- Born: 1974 (age 51–52) Central Connecticut, U.S.
- Education: Sarah Lawrence College Columbia University (MFA)
- Occupations: Poet, professor
- Partner: Angeline Shaka
- Writing career
- Language: English
- Genre: Poetry
- Subjects: Small-town America, gender, sexuality, faith, history, mental health, the body
- Notable works: Rocket Fantastic The New Economy
- Notable awards: Audre Lorde Award for Lesbian Poetry (2018) National Book Award for Poetry finalist (2025)

= Gabrielle Calvocoressi =

American poet, editor, essayist, and professor

Gabrielle Calvocoressi is an American poet, editor, essayist, and professor. Their poetry collection The New Economy (Copper Canyon Press, 2025) was a finalist for the National Book Award for Poetry.
== Life and career ==
Gabrielle Calvocoressi was born in 1974 in central Connecticut. Their family owned movie theaters, including a drive-in, in several small towns across the state. Calvocoressi, who is a nonbinary lesbian, has used their writing to reflect on their mother's mental illness and suicide; their work also explores small town America, history, sexuality, faith, violence, gender, and the body.

They studied at Sarah Lawrence College and earned an MFA from Columbia University.

They have been a visiting professor of poetry at UCLA, Bennington College, and UC-Irvine, and held a Stegner Fellowship and a Jones Lectureship at Stanford University.
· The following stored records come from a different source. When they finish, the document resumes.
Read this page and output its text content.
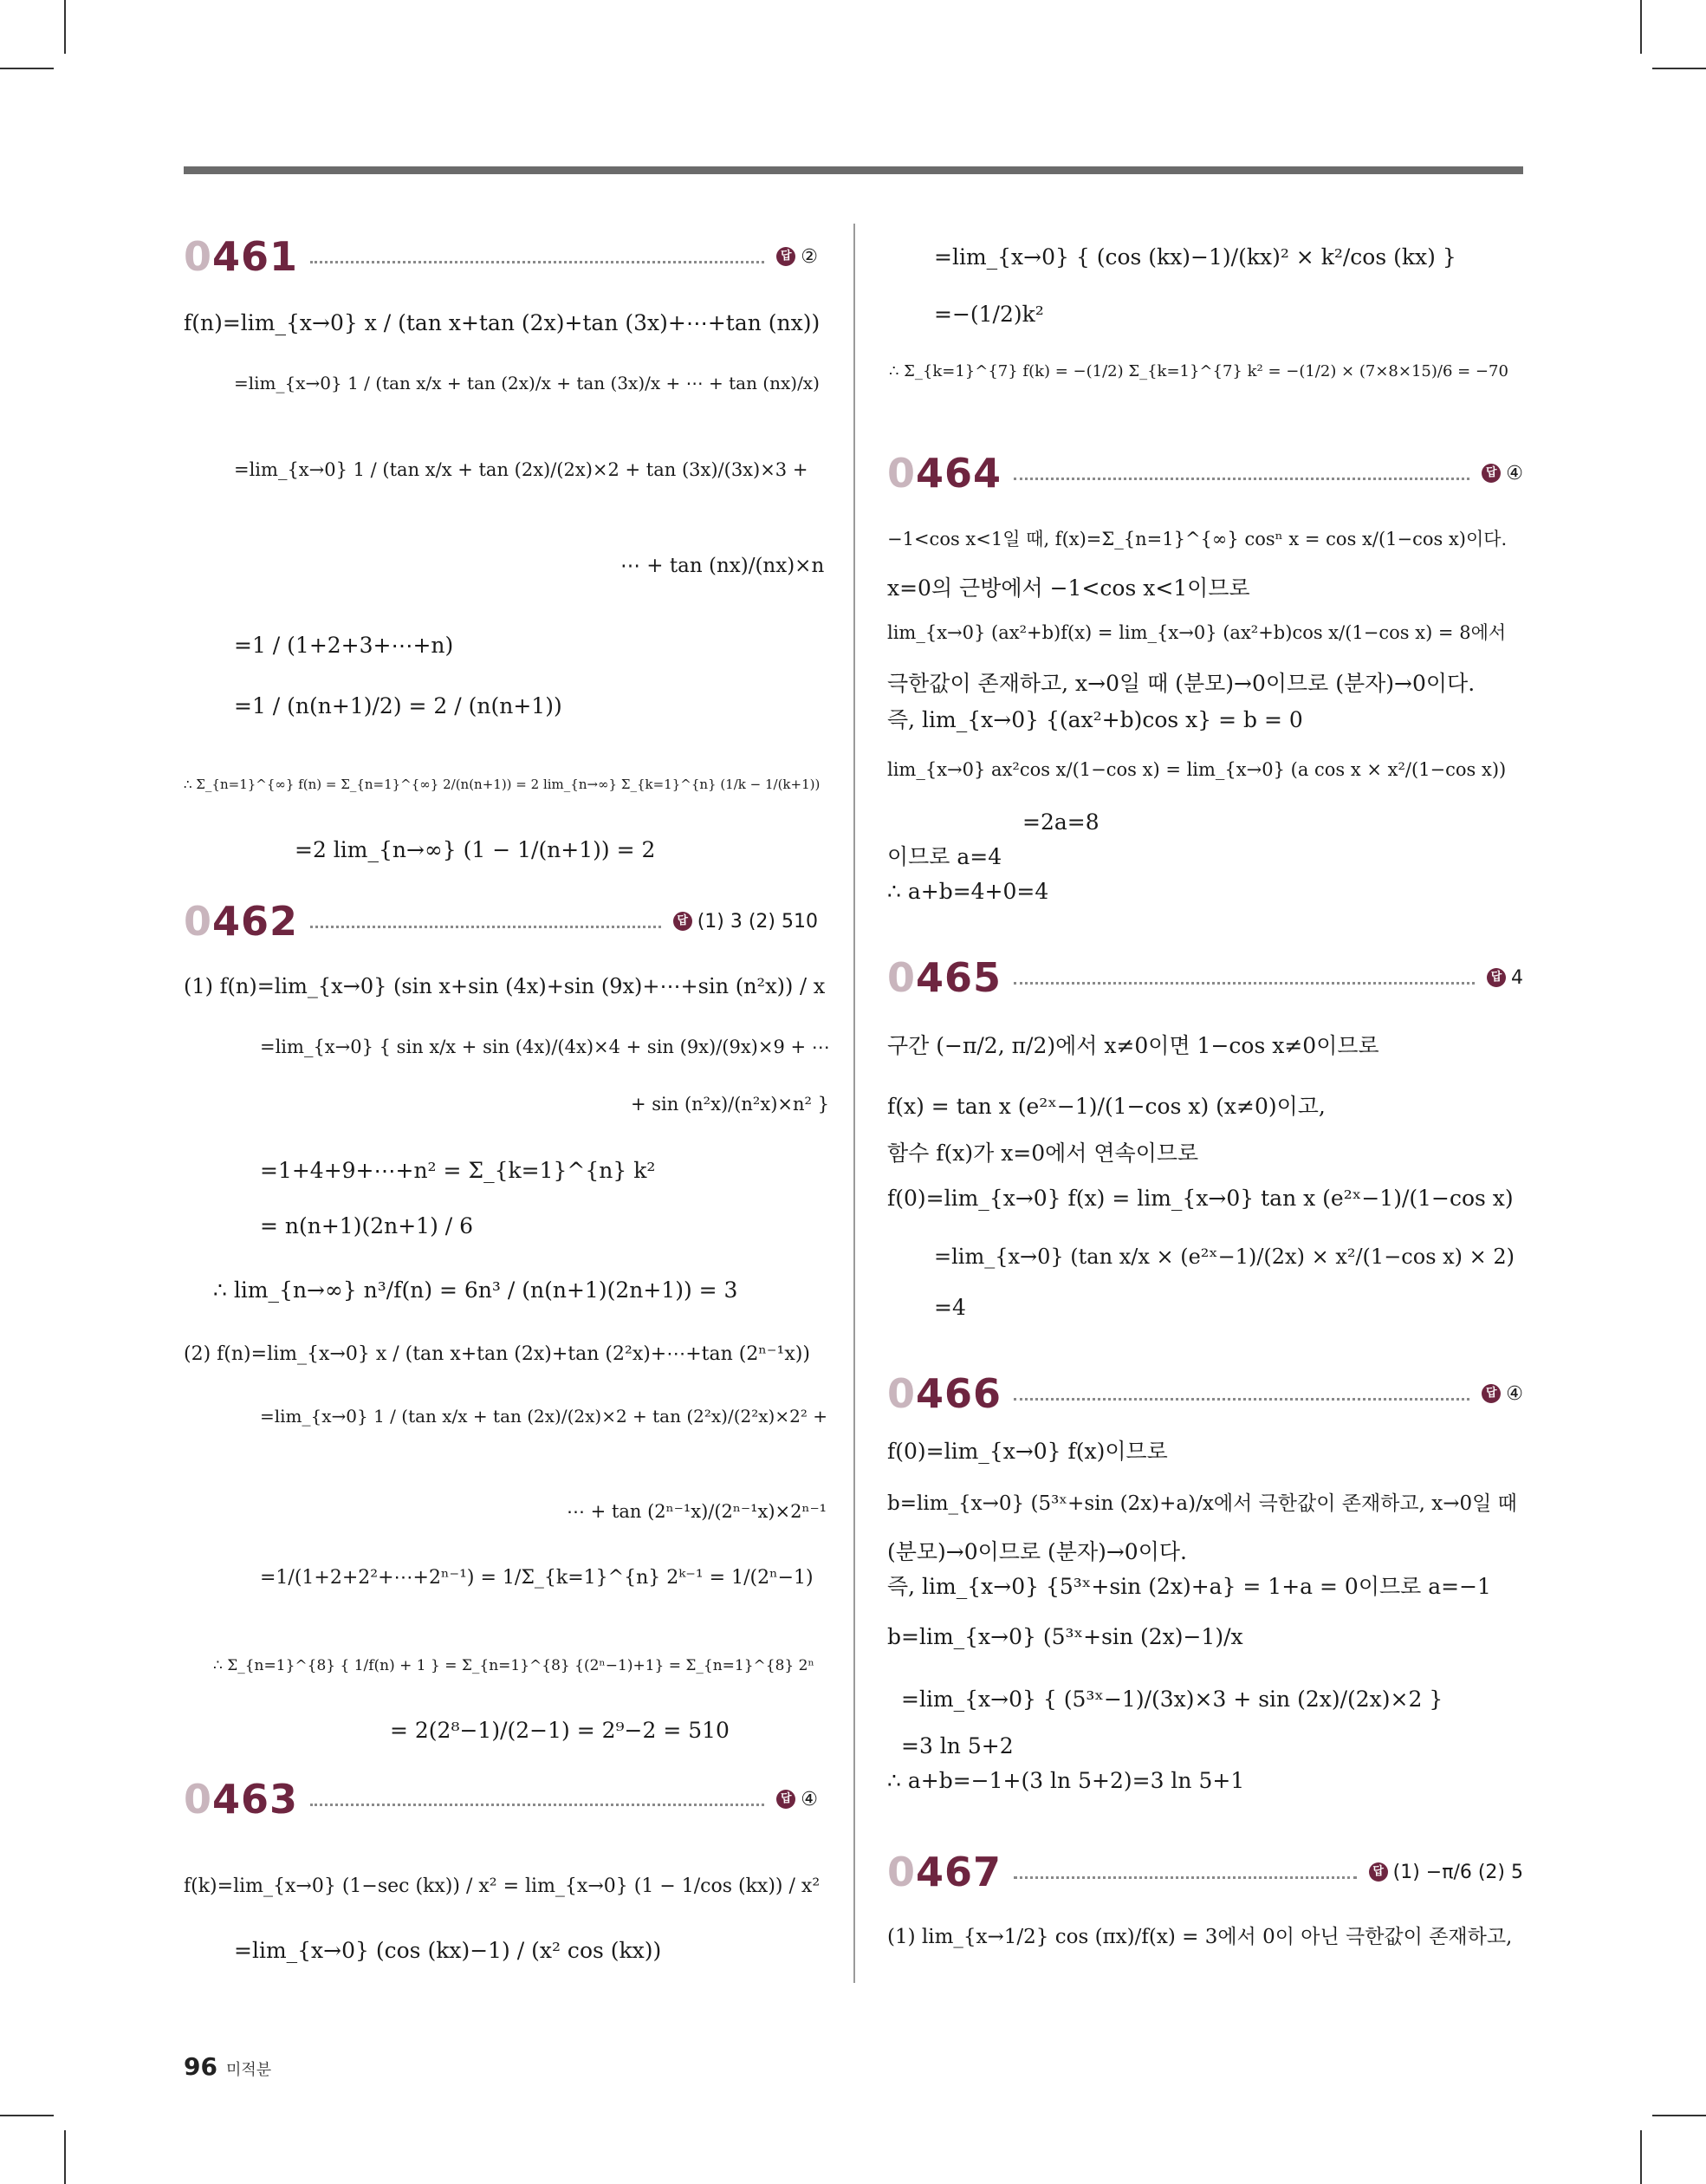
0461	답 ②
f(n)=lim_{x→0} x / (tan x+tan (2x)+tan (3x)+⋯+tan (nx))
=lim_{x→0} 1 / (tan x/x + tan (2x)/x + tan (3x)/x + ⋯ + tan (nx)/x)
=lim_{x→0} 1 / (tan x/x + tan (2x)/(2x)×2 + tan (3x)/(3x)×3 +
⋯ + tan (nx)/(nx)×n
=1 / (1+2+3+⋯+n)
=1 / (n(n+1)/2) = 2 / (n(n+1))
∴ Σ_{n=1}^{∞} f(n) = Σ_{n=1}^{∞} 2/(n(n+1)) = 2 lim_{n→∞} Σ_{k=1}^{n} (1/k − 1/(k+1))
=2 lim_{n→∞} (1 − 1/(n+1)) = 2
0462	답 (1) 3 (2) 510
(1) f(n)=lim_{x→0} (sin x+sin (4x)+sin (9x)+⋯+sin (n²x)) / x
=lim_{x→0} { sin x/x + sin (4x)/(4x)×4 + sin (9x)/(9x)×9 + ⋯
+ sin (n²x)/(n²x)×n² }
=1+4+9+⋯+n² = Σ_{k=1}^{n} k²
= n(n+1)(2n+1) / 6
∴ lim_{n→∞} n³/f(n) = 6n³ / (n(n+1)(2n+1)) = 3
(2) f(n)=lim_{x→0} x / (tan x+tan (2x)+tan (2²x)+⋯+tan (2ⁿ⁻¹x))
=lim_{x→0} 1 / (tan x/x + tan (2x)/(2x)×2 + tan (2²x)/(2²x)×2² +
⋯ + tan (2ⁿ⁻¹x)/(2ⁿ⁻¹x)×2ⁿ⁻¹
=1/(1+2+2²+⋯+2ⁿ⁻¹) = 1/Σ_{k=1}^{n} 2ᵏ⁻¹ = 1/(2ⁿ−1)
∴ Σ_{n=1}^{8} { 1/f(n) + 1 } = Σ_{n=1}^{8} {(2ⁿ−1)+1} = Σ_{n=1}^{8} 2ⁿ
= 2(2⁸−1)/(2−1) = 2⁹−2 = 510
0463	답 ④
f(k)=lim_{x→0} (1−sec (kx)) / x² = lim_{x→0} (1 − 1/cos (kx)) / x²
=lim_{x→0} (cos (kx)−1) / (x² cos (kx))
=lim_{x→0} { (cos (kx)−1)/(kx)² × k²/cos (kx) }
=−(1/2)k²
∴ Σ_{k=1}^{7} f(k) = −(1/2) Σ_{k=1}^{7} k² = −(1/2) × (7×8×15)/6 = −70
0464	답 ④
−1<cos x<1일 때, f(x)=Σ_{n=1}^{∞} cosⁿ x = cos x/(1−cos x)이다.
x=0의 근방에서 −1<cos x<1이므로
lim_{x→0} (ax²+b)f(x) = lim_{x→0} (ax²+b)cos x/(1−cos x) = 8에서
극한값이 존재하고, x→0일 때 (분모)→0이므로 (분자)→0이다.
즉, lim_{x→0} {(ax²+b)cos x} = b = 0
lim_{x→0} ax²cos x/(1−cos x) = lim_{x→0} (a cos x × x²/(1−cos x))
=2a=8
이므로 a=4
∴ a+b=4+0=4
0465	답 4
구간 (−π/2, π/2)에서 x≠0이면 1−cos x≠0이므로
f(x) = tan x (e²ˣ−1)/(1−cos x) (x≠0)이고,
함수 f(x)가 x=0에서 연속이므로
f(0)=lim_{x→0} f(x) = lim_{x→0} tan x (e²ˣ−1)/(1−cos x)
=lim_{x→0} (tan x/x × (e²ˣ−1)/(2x) × x²/(1−cos x) × 2)
=4
0466	답 ④
f(0)=lim_{x→0} f(x)이므로
b=lim_{x→0} (5³ˣ+sin (2x)+a)/x에서 극한값이 존재하고, x→0일 때
(분모)→0이므로 (분자)→0이다.
즉, lim_{x→0} {5³ˣ+sin (2x)+a} = 1+a = 0이므로 a=−1
b=lim_{x→0} (5³ˣ+sin (2x)−1)/x
=lim_{x→0} { (5³ˣ−1)/(3x)×3 + sin (2x)/(2x)×2 }
=3 ln 5+2
∴ a+b=−1+(3 ln 5+2)=3 ln 5+1
0467	답 (1) −π/6 (2) 5
(1) lim_{x→1/2} cos (πx)/f(x) = 3에서 0이 아닌 극한값이 존재하고,
96 미적분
They also taught in the MFA program at California College of the Arts.

Calvocoressi is Poetry Editor at Large for the Los Angeles Review of Books (LARB). Stemming from their "deep interest in interdisciplinary approaches to writing, art, and ecological culture," they created Voluble, an "off-the-page makers’ space for writers and artists of all kinds," supported by LARB.

They have written about their experiences with nystagmus and how the visual/neurological difference has shaped their work as a poet and a reader.

They now teach in the Warren Wilson College MFA Program for Writers, and at University of North Carolina Chapel-Hill, where they are an Associate Professor and Walker Percy Fellow in Poetry. They live in North Carolina with their partner Angeline Shaka. Currently, they serve as the director for The Frost Place Conference on Poetry in Franconia, NH.

== Awards and honors ==
- 2000 Stegner Fellowship at Stanford University.
- 2002 Rona Jaffe Foundation Writers' Award.
- 2002 Jones Lectureship at Stanford University.
- 2006 Connecticut Book Award in Poetry, winner for The Last Time I Saw Amelia Earhart.
- 2009 Los Angeles Times Book Prize, finalist for Apocalyptic Swing.
- 2012 Lannan Foundation Writers' Residency in Marfa.
- 2018 Audre Lorde Award for Lesbian Poetry (Publishing Triangle), for Rocket Fantastic.
- 2025 National Book Award for Poetry, finalist for The New Economy.
== Works ==
- The Last Time I Saw Amelia Earhart. Persea Books. 2005. ISBN 9780892553150.
- Apocalyptic Swing. Persea Books. 2009. ISBN 9780892553532.
- The New Economy Chapbook Vol. 1: Inexpensive, Healthy, Hopeful Feasts for 2017.
- Rocket Fantastic. Persea Books. September 2017. ISBN 9780892554850.
- The New Economy. Copper Canyon Press. 2025. ISBN 9781556597213.